I visited Debub University this afternoon for a tour round the physics department. Debub means “south” in Amharic, and Debub Uni is a government institution that takes approx 1500 students from all over the country. After a chat with the Dean of Natural Sciences I was taken around by the Head of the Physics Dept and one of the senior lecturers, a retired physics professor from India. Some of the buildings are new and would look modern in the UK. The rest of my experience revealed a system that’s anything but modern. In fact, a better description would be of dedicated staff heroically struggling in a barely-functioning system with severe lack of resources and funding. The interior of the buildings is shabby, there is nothing on display on any of the wall spaces or in the corridors. The physics equipment store, for a Physics BSc programme of up to 40 students in each of the three years of the degree programme, was woefully lacking compared to a Physics Dept in a UK university. If the dept want to buy equipment, the order must go through the Ministry of Education (MoE) in Addis, which then goes through an international tendering process. The uni is not allowed to try and procure equipment directly from anyone. As a result it often takes months and can take YEARS to get simple pieces of standard, widely available equipment. There is no transparency and once the MoE bureaucrats receive the order it sometimes “disappears”. The teaching lab was quite nice but limited in equipment and with only a chalk board for lecturers to use. There are no PCs for students to use apart from two for use during their final year projects. The Natural Sciences library was reasonably well stocked with books, but the range is limited. An increasing number of books are photocopied, the university, like a lot of Ethiopian institutions, ignores copyright and quite right too. No research is conducted. All students live on campus in dormitories. No student study bedrooms here with en suite bathrooms! There are eight students to a room. There are none of the societies, clubs, bars, leisure facilities, etc you would find at a UK uni. In the evenings students are busy studying.

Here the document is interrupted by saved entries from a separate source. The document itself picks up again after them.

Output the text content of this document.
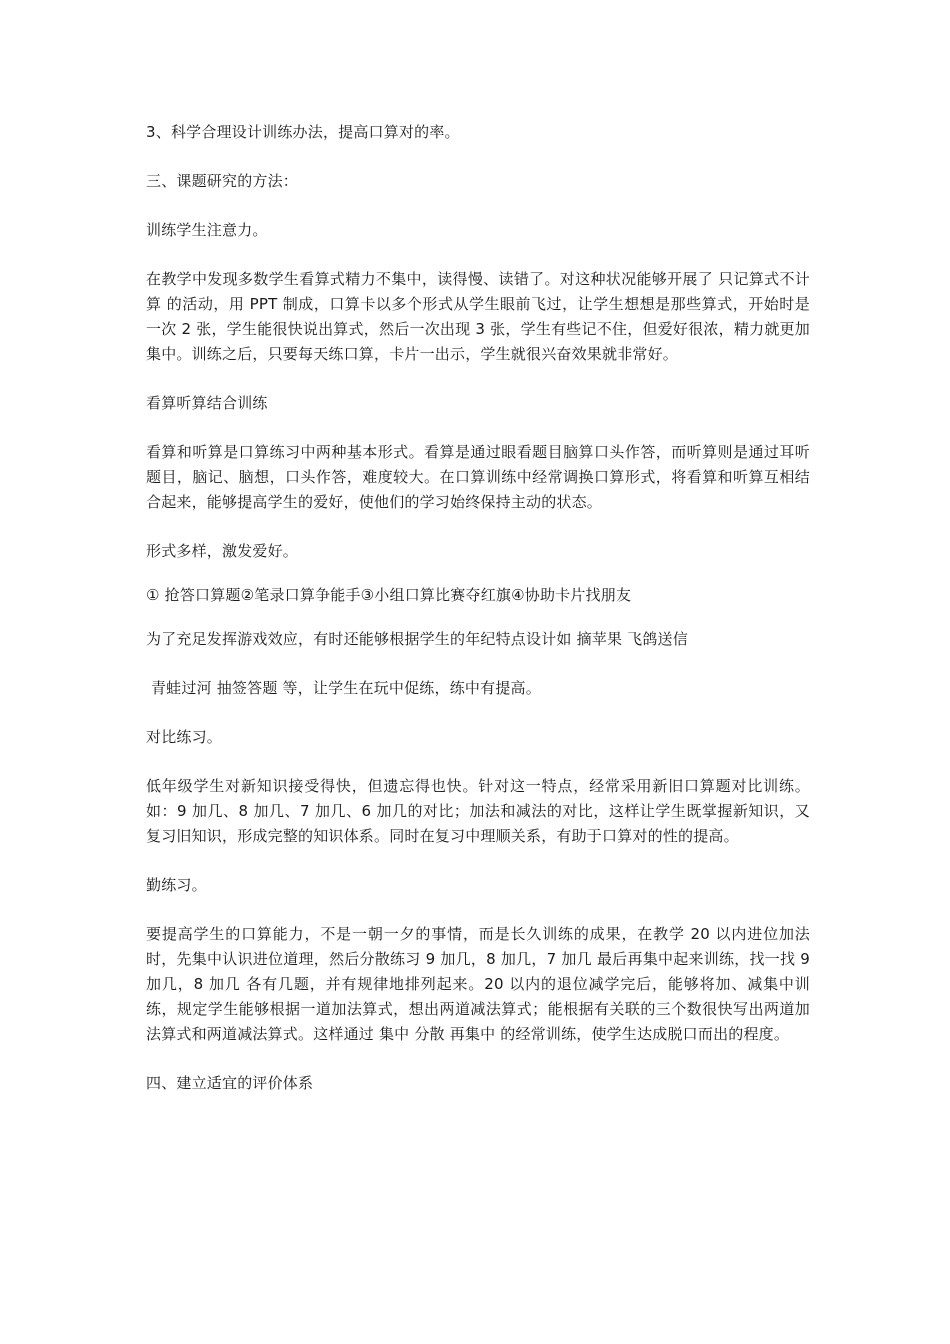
3、科学合理设计训练办法，提高口算对的率。

三、课题研究的方法：

训练学生注意力。

在教学中发现多数学生看算式精力不集中，读得慢、读错了。对这种状况能够开展了 只记算式不计算 的活动，用 PPT 制成，口算卡以多个形式从学生眼前飞过，让学生想想是那些算式，开始时是一次 2 张，学生能很快说出算式，然后一次出现 3 张，学生有些记不住，但爱好很浓，精力就更加集中。训练之后，只要每天练口算，卡片一出示，学生就很兴奋效果就非常好。

看算听算结合训练

看算和听算是口算练习中两种基本形式。看算是通过眼看题目脑算口头作答，而听算则是通过耳听题目，脑记、脑想，口头作答，难度较大。在口算训练中经常调换口算形式，将看算和听算互相结合起来，能够提高学生的爱好，使他们的学习始终保持主动的状态。

形式多样，激发爱好。

① 抢答口算题②笔录口算争能手③小组口算比赛夺红旗④协助卡片找朋友

为了充足发挥游戏效应，有时还能够根据学生的年纪特点设计如 摘苹果 飞鸽送信

青蛙过河 抽签答题 等，让学生在玩中促练，练中有提高。

对比练习。

低年级学生对新知识接受得快，但遗忘得也快。针对这一特点，经常采用新旧口算题对比训练。如：9 加几、8 加几、7 加几、6 加几的对比；加法和减法的对比，这样让学生既掌握新知识，又复习旧知识，形成完整的知识体系。同时在复习中理顺关系，有助于口算对的性的提高。

勤练习。

要提高学生的口算能力，不是一朝一夕的事情，而是长久训练的成果，在教学 20 以内进位加法时，先集中认识进位道理，然后分散练习 9 加几，8 加几，7 加几 最后再集中起来训练，找一找 9 加几，8 加几 各有几题，并有规律地排列起来。20 以内的退位减学完后，能够将加、减集中训练，规定学生能够根据一道加法算式，想出两道减法算式；能根据有关联的三个数很快写出两道加法算式和两道减法算式。这样通过 集中 分散 再集中 的经常训练，使学生达成脱口而出的程度。

四、建立适宜的评价体系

All Ethiopians understand that the only chance they have of living a reasonable life is through being highly educated. Even then, their choices are very limited. Most physics graduates end up as school teachers because there are no jobs for their skills. I keep being reminded that the majority of people here do not have choices of what they do with their lives. Most people in teaching are not there through choice. My life in the UK is a life full of choices and opportunities. Most of the time, I’m either not aware of the choices I have available or I take them all for granted. Today I feel angry. There are so many problems here. Government inefficiency is just one of many.